Pregn., implying a concession (= καὶ οὕτως ), even as it is now, even without doing so, in spite of it: nolo bis iterare, sat sic longae fiunt fabulae, narratives are long enough anyhow, as they are, without saying them twice over, Plaut. Ps. 1, 3, 154: sed sic quoque erat tamen Acis, even as it was, in spite of what has been said, Ov. M. 13, 896; so, sic quoque fallebat, id. ib. 1, 698: sed sic me et libertatis fructu privas et diligentiae, anyhow, not taking into account what is mentioned, Cic. Fam. 5, 20, 4: exhibeas molestiam si quid debeam, qui nunc sic tam es molestus, who art so troublesome even as it is, i. e. without my owing you any thing, Plaut. Pers. 2, 44: sic quoque parte plebis affectā, fides tamen publica potior senatui fuit, Liv. 7, 27; cf. Ov. F. 2, 642; Suet. Aug. 78.

Ellipt., referring to something in the mind of the speaker: Quod si hoc nunc sic incipiam?
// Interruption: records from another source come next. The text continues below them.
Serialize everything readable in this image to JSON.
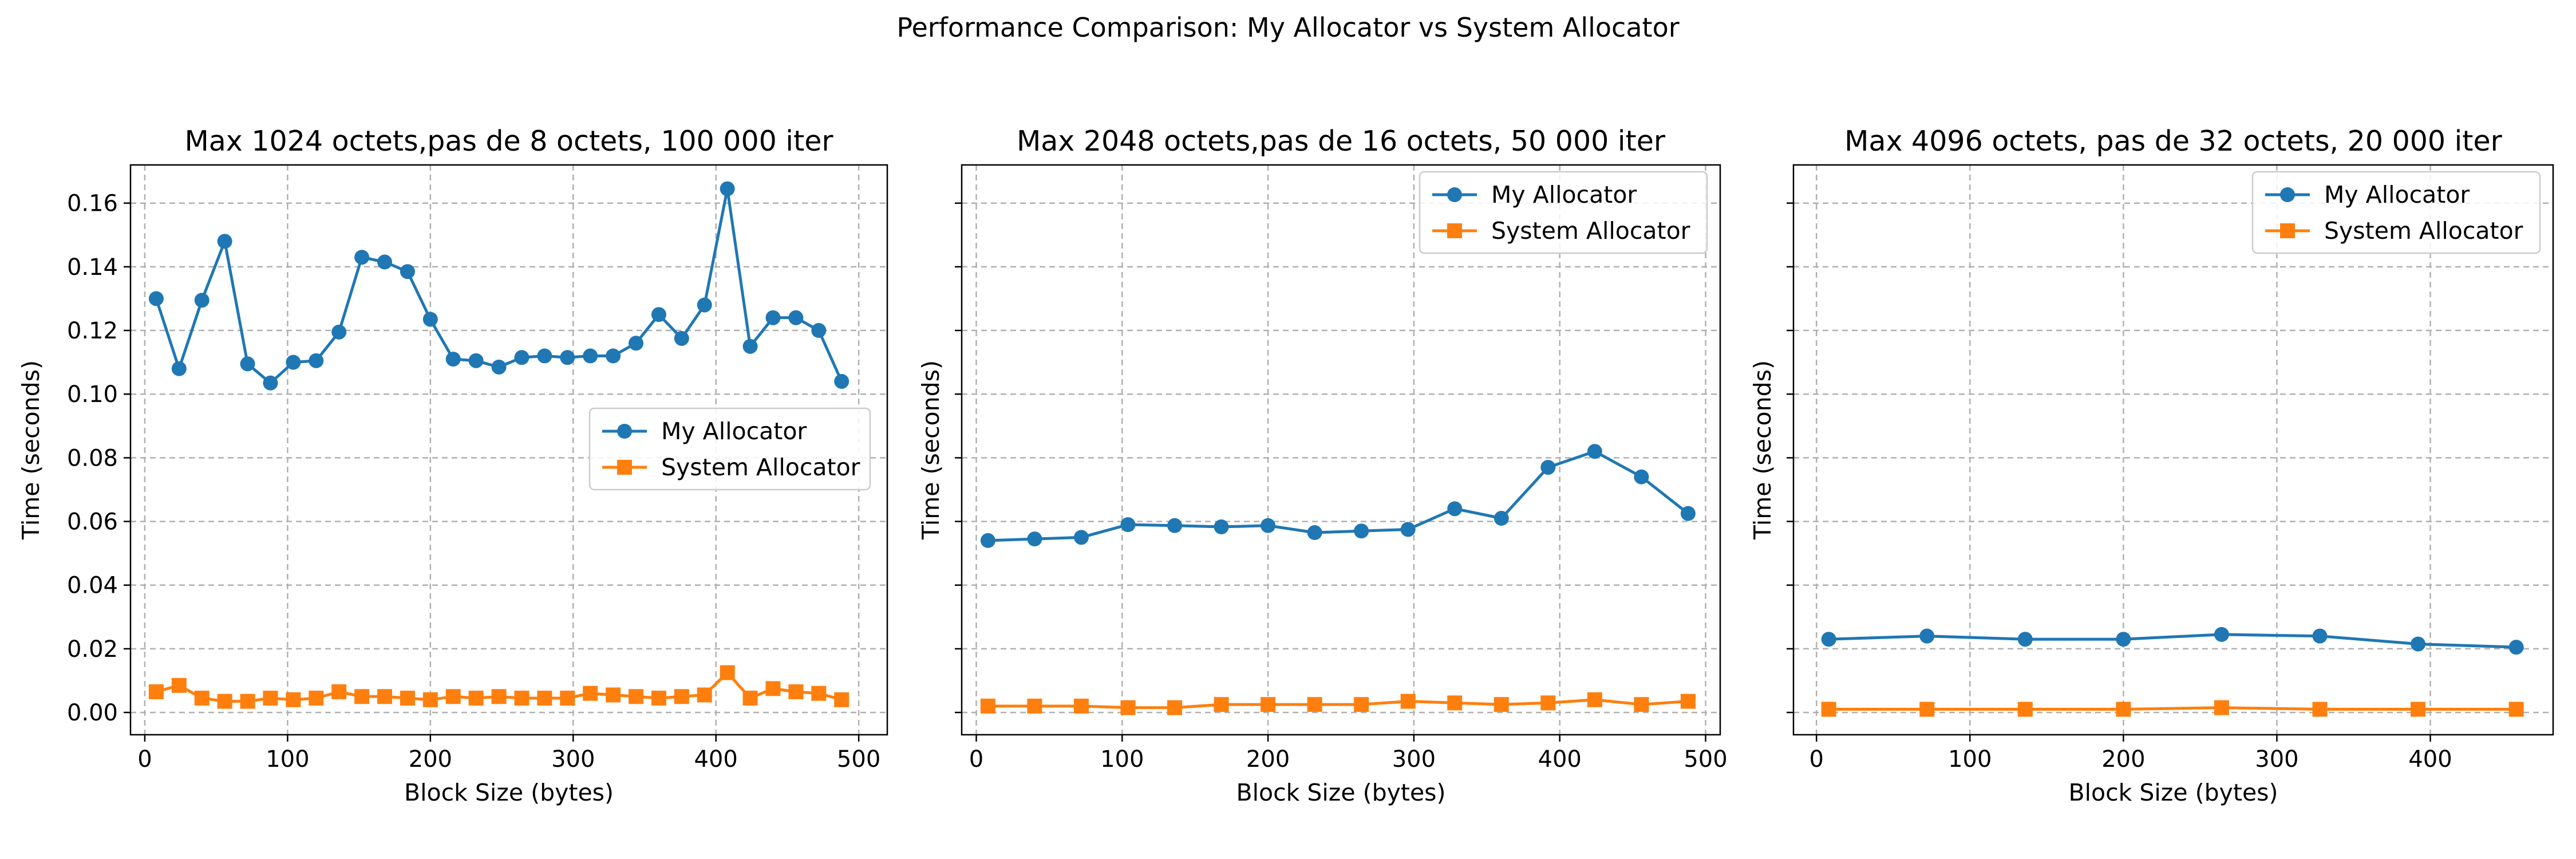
{
  "figure": {
    "title": "Performance Comparison: My Allocator vs System Allocator"
  },
  "colors": {
    "my_allocator": "#1f77b4",
    "system_allocator": "#ff7f0e"
  },
  "chart_data": [
    {
      "type": "line",
      "title": "Max 1024 octets,pas de 8 octets, 100 000 iter",
      "xlabel": "Block Size (bytes)",
      "ylabel": "Time (seconds)",
      "xlim": [
        -10,
        520
      ],
      "ylim": [
        -0.007,
        0.172
      ],
      "xticks": [
        0,
        100,
        200,
        300,
        400,
        500
      ],
      "yticks": [
        0.0,
        0.02,
        0.04,
        0.06,
        0.08,
        0.1,
        0.12,
        0.14,
        0.16
      ],
      "ytick_labels": [
        "0.00",
        "0.02",
        "0.04",
        "0.06",
        "0.08",
        "0.10",
        "0.12",
        "0.14",
        "0.16"
      ],
      "show_ytick_labels": true,
      "grid": true,
      "legend": "center-right",
      "x": [
        8,
        24,
        40,
        56,
        72,
        88,
        104,
        120,
        136,
        152,
        168,
        184,
        200,
        216,
        232,
        248,
        264,
        280,
        296,
        312,
        328,
        344,
        360,
        376,
        392,
        408,
        424,
        440,
        456,
        472,
        488
      ],
      "series": [
        {
          "name": "My Allocator",
          "marker": "circle",
          "values": [
            0.13,
            0.108,
            0.1295,
            0.148,
            0.1095,
            0.1035,
            0.11,
            0.1105,
            0.1195,
            0.143,
            0.1415,
            0.1385,
            0.1235,
            0.111,
            0.1105,
            0.1085,
            0.1115,
            0.112,
            0.1115,
            0.112,
            0.112,
            0.116,
            0.125,
            0.1175,
            0.128,
            0.1645,
            0.115,
            0.124,
            0.124,
            0.12,
            0.104
          ]
        },
        {
          "name": "System Allocator",
          "marker": "square",
          "values": [
            0.0065,
            0.0085,
            0.0045,
            0.0035,
            0.0035,
            0.0045,
            0.004,
            0.0045,
            0.0065,
            0.005,
            0.005,
            0.0045,
            0.004,
            0.005,
            0.0045,
            0.005,
            0.0045,
            0.0045,
            0.0045,
            0.006,
            0.0055,
            0.005,
            0.0045,
            0.005,
            0.0055,
            0.0125,
            0.0045,
            0.0075,
            0.0065,
            0.006,
            0.004
          ]
        }
      ]
    },
    {
      "type": "line",
      "title": "Max 2048 octets,pas de 16 octets, 50 000 iter",
      "xlabel": "Block Size (bytes)",
      "ylabel": "Time (seconds)",
      "xlim": [
        -10,
        510
      ],
      "ylim": [
        -0.007,
        0.172
      ],
      "xticks": [
        0,
        100,
        200,
        300,
        400,
        500
      ],
      "yticks": [
        0.0,
        0.02,
        0.04,
        0.06,
        0.08,
        0.1,
        0.12,
        0.14,
        0.16
      ],
      "ytick_labels": [],
      "show_ytick_labels": false,
      "grid": true,
      "legend": "upper-right",
      "x": [
        8,
        40,
        72,
        104,
        136,
        168,
        200,
        232,
        264,
        296,
        328,
        360,
        392,
        424,
        456,
        488
      ],
      "series": [
        {
          "name": "My Allocator",
          "marker": "circle",
          "values": [
            0.054,
            0.0545,
            0.055,
            0.059,
            0.0587,
            0.0583,
            0.0587,
            0.0565,
            0.057,
            0.0575,
            0.064,
            0.061,
            0.077,
            0.082,
            0.074,
            0.0625
          ]
        },
        {
          "name": "System Allocator",
          "marker": "square",
          "values": [
            0.002,
            0.002,
            0.002,
            0.0015,
            0.0015,
            0.0025,
            0.0025,
            0.0025,
            0.0025,
            0.0035,
            0.003,
            0.0025,
            0.003,
            0.004,
            0.0025,
            0.0035
          ]
        }
      ]
    },
    {
      "type": "line",
      "title": "Max 4096 octets, pas de 32 octets, 20 000 iter",
      "xlabel": "Block Size (bytes)",
      "ylabel": "Time (seconds)",
      "xlim": [
        -15,
        480
      ],
      "ylim": [
        -0.007,
        0.172
      ],
      "xticks": [
        0,
        100,
        200,
        300,
        400
      ],
      "yticks": [
        0.0,
        0.02,
        0.04,
        0.06,
        0.08,
        0.1,
        0.12,
        0.14,
        0.16
      ],
      "ytick_labels": [],
      "show_ytick_labels": false,
      "grid": true,
      "legend": "upper-right",
      "x": [
        8,
        72,
        136,
        200,
        264,
        328,
        392,
        456
      ],
      "series": [
        {
          "name": "My Allocator",
          "marker": "circle",
          "values": [
            0.023,
            0.024,
            0.023,
            0.023,
            0.0245,
            0.024,
            0.0215,
            0.0205
          ]
        },
        {
          "name": "System Allocator",
          "marker": "square",
          "values": [
            0.001,
            0.001,
            0.001,
            0.001,
            0.0015,
            0.001,
            0.001,
            0.001
          ]
        }
      ]
    }
  ]
}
Nihil est. Quod si sic? Tantumdem egero. At sic opinor? Non potest, Ter. Heaut. 4, 2, 8: illa quae aliis sic, aliis secus videntur, to some in one way, to others in another (= aliis aliter), Cic. Leg. 1, 17, 47: Quid vini absumpsit! Sic hoc dicens, asperum hoc est, aliud lenius, = this wine is so (the speaker not saying what he thinks of it), Ter. Heaut. 3, 1, 49: deinde quod illa (quae ego dixi) sive faceta sunt, sive sic, fiunt narrante te venustissima, or so, i. e. or otherwise, Cic. Fam. 15, 21, 2: monitorem non desiderabit qui dicat, Sic incede, sic cena ... sic amico utere, sic cive, sic socio, Sen. Ep. 114.

In answers, yes = the French, Italian, and Spanish si (ante - class. and rare): Ph. Phaniam relictam ais? Ge. Sic, Ter. Phorm. 2, 2, 2: De. Illa maneat? Ch. Sic, id. ib. 5, 3, 30: Ch. Sicine est sententia? Me. Sic, id. Heaut. 1, 1, 114.